New Delhi, May 18 (IANS) If India wants to destroy terrorism, then it must target terrorist leaders in India and abroad, including the Pakistan-based Hafiz Saeed, a new book says.
"In order to achieve a lasting impact and ensure that the actual perpetrators of terrorism are targeted, while avoiding collateral damage, it is necessary to employ covert operations," says security affairs expert N. Manoharan in his book "Security Deficit: Comprehensive Internal Security Strategy for India" (Pentagon Press).
But this should be restricted to "eliminating terror leadership and bases abroad and within India".
Manoharan says clandestine operations can be methodically planned and stealthily executed at an opportune moment, using, if needed, locals who harbour grudges against the targeted groups.
"Targets should include leaders of fundamentalist terrorist organisations who are known to sponsor terrorist strikes in India, their handlers and fugitives from Indian justice like Dawood Ibrahim and Hafiz Saeed.
"In sub-conventional warfare, it is important to take the battle into the enemy's camp," the author says.
Pakistan denies the presence on its soil of Dawood Ibrahim, the Indian underworld don who oversaw the 1993 Mumbai bombings. Lashkar-e-Taiba chief Saeed has been blamed for the 2008 Mumbai savagery.
Manoharan, senior Fellow at the Vivekananda International Foundation here, was with the Centre for Land Warfare Studies when he began working on the book.
The author says for a country of India's size and stature, an institutionalised strategic thinking mechanism within and outside the government was woefully inadequate.
Saying "bureaucracies of the 19th and 20th centuries" should come to terms with contemporary crisis management, the book says there is "an urgent need to create new and responsive structures of administration that are geared to the time-frames imposed by modern technologies".
"It took the US just 46 days to overhaul its internal security system post 9/11. Why can't India?"
Manoharan, considered an authority on Sri Lanka including the now vanquished Tamil Tigers, offers many recommendations to overhaul India's flawed security structure.
These include:
-- India needs a 'Security Commission' a la Planning Commission, Election Commission, Minorities Commission et al.
-- Each state can form a 'State Security Commission' to work out a long-term plan for its own security.
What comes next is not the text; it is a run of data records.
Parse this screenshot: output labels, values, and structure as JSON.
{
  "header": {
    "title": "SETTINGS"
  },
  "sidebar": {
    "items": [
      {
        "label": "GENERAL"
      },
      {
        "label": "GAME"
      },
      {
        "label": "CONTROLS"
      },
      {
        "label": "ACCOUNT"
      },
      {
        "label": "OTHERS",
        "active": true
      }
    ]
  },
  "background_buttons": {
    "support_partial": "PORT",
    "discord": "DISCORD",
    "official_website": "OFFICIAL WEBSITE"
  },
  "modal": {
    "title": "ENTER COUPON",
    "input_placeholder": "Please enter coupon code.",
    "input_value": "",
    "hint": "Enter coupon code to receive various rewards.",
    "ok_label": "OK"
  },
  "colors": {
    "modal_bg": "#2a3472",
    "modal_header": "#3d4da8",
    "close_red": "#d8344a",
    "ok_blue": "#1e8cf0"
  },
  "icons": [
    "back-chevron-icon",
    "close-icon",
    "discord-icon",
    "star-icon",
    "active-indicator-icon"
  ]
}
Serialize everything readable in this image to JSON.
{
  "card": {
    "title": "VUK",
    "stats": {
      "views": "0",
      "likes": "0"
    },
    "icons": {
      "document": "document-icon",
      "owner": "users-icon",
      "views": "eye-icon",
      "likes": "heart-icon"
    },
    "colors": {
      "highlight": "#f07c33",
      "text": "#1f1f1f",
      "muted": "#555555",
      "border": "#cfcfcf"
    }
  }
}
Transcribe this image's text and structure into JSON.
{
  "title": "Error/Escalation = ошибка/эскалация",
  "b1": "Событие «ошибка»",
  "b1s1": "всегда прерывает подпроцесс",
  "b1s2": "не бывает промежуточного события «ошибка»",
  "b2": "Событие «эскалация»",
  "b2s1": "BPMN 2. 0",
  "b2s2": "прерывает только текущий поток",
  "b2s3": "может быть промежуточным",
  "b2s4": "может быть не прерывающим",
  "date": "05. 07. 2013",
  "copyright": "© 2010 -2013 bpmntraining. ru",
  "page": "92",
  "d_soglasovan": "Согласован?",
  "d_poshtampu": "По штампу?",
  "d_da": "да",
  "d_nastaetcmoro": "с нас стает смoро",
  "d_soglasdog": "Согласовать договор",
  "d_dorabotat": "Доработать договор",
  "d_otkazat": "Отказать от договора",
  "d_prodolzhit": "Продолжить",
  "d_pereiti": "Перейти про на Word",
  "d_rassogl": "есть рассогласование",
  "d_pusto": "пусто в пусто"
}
-- As home ministry is overburdened, a separate ministry of 'internal security' can be created.
-- The ministry of external affairs (with fewer than 800 professional diplomats) needs to expand to keep pace with India's new found stature and responsibilities.
-- Every Indian city should have a modern police control room. Linking all 14,000-odd police stations in the country is a must.
-- Indian police forces have to expand rapidly. India has just about 140 police personnel per lakh population as against the UN norm of 220.
-- National Security Guard (NSG) should be divested of VIP security duties. Every state should have a NSG-type commando force.
-- Government should encourage independent think-tanks that offer bold ideas going against conventional thinking.
-- Indians must organise themselves into neighbourhood watch committees through community consensus mechanism.
-- Those with criminal antecedents must be barred from contesting elections.
-- Parliamentary Committee on Internal Security must have a permanent research committed or consultancy attached to it.
-- Bringing internal security under wider parliamentary scrutiny would help to gain broad political consensus.
Manoharan says that despite the existence of various threats, India has not adequately understood the true nature and character of these issues.
"This vagueness has an immense bearing on India's response... India has given more emphasis to military options rather than political and developmental approaches...
"Since India's responses to internal security threats have been passive and reactive, a perception has developed among threat bearers and their sponsors that the Indian state is soft and indolent."
The book warns: "Threats to the internal security of India are multifarious. Few other countries in the world face the full spectrum of threats as India does."